8- Don’t think of the totality of your to-do list.
One of the fastest ways to overwhelm yourself is to think about your massive to do list. Realize that no amount of thought will make it any shorter. Now, all you can do is focus on the one task before you. This one, single, solitary task. One-step at a time.
9- Create organizing systems.
By being organized saves a hug of time, you don’t have to be the most organized person in the world either. Systems aren’t complicated to implement.
Create a filing system for documents. Make sure all items have a place to be stored. Unsubscribe from e-mail lists if you don’t want to receive their content.
10- Enjoy what you do.
This point might sounds not related in the core subject but in the reality but in the reality it is.
We get ourselves so caught up in busyness that we forget to enjoy what we’re doing. Even when we focus on being result-oriented, we’re still often too focused on getting things done.

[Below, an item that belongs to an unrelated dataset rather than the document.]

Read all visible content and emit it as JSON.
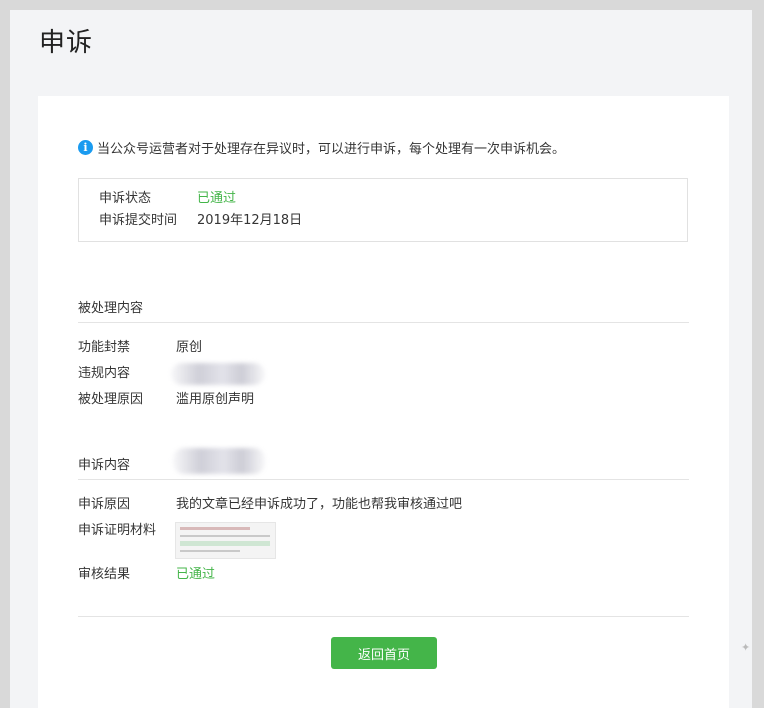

This should never be the point. Always ask yourself: What can I do to spend more time enjoying what I’m doing? The goal should be to arrange your commitments in a way that you’re happy living out the details of your daily life, even while you’re working.
What you need to do now? Take a step back and stop working like work-alcoholic employee. The world will not fall apart. Practice the time management magic tools, achieve more in less time and get yourself a break in the saved time.
Finally yet importantly in order to touch the art of Time-Management always remember: “Work Smarter…. Not Harder”
“Don’t say you don’t have enough time. You have exactly the same number of hours per day that were given to Helen Keller, Pasteur, Michaelangelo, Mother Teresa, Leonardo da Vinci, Thomas Jefferson, and Albert Einstein.” ― H. Jackson Brown Jr.